Most companies that have examined the option of sponsoring tree plants as a way to reduce carbon footprint have encountered three questions:
(1) what kind of tree should be sponsored? And how much carbon can a typical tree absorb annually?
Much of that information was developed by the Organization of American States, on behalf of the electric power industry and other concerned groups back about 1980. It was further developed by the University of Oregon and Dr. Paiul Faeth of a consulting firm in Washington DC called Resources Management International (RMI) and was the basis for a carbon mitigation project in Guatemala funded largely by the US Government, on behalf of an electric power service organization, Applied Energy Services, located nearby Arlington, Virginia.
That project planted 54 million trees, mostly Leucaena leucocephala, which would be sufficient in annually removing more CO2 from the atmosphere than was emitted annually from the plant, which is located in Uncasville, Connecticut, USA. A second project on behalf of New England Electric Service (NEES) followed shortly thereafter.
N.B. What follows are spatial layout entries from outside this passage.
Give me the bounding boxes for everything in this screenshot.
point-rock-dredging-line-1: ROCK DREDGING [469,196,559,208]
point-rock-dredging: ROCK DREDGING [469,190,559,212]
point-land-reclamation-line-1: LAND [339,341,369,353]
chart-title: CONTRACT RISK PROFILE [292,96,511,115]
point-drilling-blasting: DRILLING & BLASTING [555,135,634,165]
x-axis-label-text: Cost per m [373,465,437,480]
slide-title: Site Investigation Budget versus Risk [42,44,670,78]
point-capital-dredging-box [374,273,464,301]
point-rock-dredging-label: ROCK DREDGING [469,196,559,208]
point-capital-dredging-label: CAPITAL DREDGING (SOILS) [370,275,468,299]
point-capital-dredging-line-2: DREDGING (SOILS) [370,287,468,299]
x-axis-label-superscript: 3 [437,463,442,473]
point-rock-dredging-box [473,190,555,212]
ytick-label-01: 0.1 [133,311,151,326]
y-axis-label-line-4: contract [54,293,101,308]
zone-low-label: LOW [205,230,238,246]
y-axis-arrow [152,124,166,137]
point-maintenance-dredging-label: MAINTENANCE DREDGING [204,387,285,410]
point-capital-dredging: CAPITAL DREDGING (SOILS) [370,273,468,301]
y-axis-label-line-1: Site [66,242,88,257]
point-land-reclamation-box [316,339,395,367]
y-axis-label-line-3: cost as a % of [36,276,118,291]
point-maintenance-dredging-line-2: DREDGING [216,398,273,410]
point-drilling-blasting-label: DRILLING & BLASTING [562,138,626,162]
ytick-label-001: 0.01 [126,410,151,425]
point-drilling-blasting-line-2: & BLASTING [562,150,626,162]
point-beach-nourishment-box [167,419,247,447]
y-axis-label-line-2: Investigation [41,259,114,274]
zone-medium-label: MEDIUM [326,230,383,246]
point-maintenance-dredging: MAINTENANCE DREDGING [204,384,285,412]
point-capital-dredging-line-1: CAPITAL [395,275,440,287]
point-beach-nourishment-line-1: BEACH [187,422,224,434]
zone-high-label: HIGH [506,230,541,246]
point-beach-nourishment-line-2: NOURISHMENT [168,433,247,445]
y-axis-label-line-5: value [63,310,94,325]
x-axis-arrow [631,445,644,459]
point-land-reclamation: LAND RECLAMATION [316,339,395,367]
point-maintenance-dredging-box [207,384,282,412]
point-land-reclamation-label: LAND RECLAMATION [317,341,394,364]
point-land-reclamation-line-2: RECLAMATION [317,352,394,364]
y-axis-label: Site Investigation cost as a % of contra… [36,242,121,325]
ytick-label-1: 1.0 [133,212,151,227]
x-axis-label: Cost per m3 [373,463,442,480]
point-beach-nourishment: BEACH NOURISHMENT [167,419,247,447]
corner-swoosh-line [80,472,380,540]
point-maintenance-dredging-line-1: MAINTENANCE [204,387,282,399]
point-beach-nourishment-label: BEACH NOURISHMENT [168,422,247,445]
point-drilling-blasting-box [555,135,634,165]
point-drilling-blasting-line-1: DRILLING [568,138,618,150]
The information came from studies of the annual growth of these species in conditions similar to those encountered in Guatemala and varous portions of these trees were annually weighed (trunk, branches, roots, leaflets, leaves). The finding was that such a tree already removed about 53 lbs. of Carbon Dioxide. The US Congress later simplified the calculation to 50 pounds, concluding that 40 such trees would annually remove and sequester a ton (2,000 lbs.) Of CO2.
Some agronomists believe that this figure might be conservative. Certain species of trees bring additional benefits to the soil that will result in more undergrowth. Also, the trees permanently shed leaves – these Leucaena Trees, for example, drop as much as 15 tons of leaves per hectare annually, That in itself represents about 20 lbs. of carbon per tree annually. Some of those leaves decay into soil and thus add to the forest mulch.
(2) How can we be sure the trees really are planed?
This issue was enough to kill most tree-planting efforts by green marketers in the late 1990s since there was not an easy way of verifying that the trees were really planted. As we will see later in this article, there are options that are now available, thanks to GPS.
(3) How can we be sure the trees will still be there ten years from now? Incentive programs can be put into place where the trees are monitored and if the local village can demonstrate that the trees planted had grown to maturity, then certain rewards can be delivered. For example, some tree planting organizations tie contracts of a new school to the successful protection of an area of newly planted trees.
Before closing this discussion, it may be of interest to discuss the "Forest Garden" approach, advocated by a tree planting organization in Silver Spring, Md. When the program combines trees with food crops and other plants, the total carbon sequestered per tree is higher. Since the forest garden itself is a "bankable" project (the local farmers derive more immediate income from the vegetables than from the trees), and the carbon sequestered also usually has a market value, it may be able to reducing atmospheric carbon with a profitable enterprise through this system.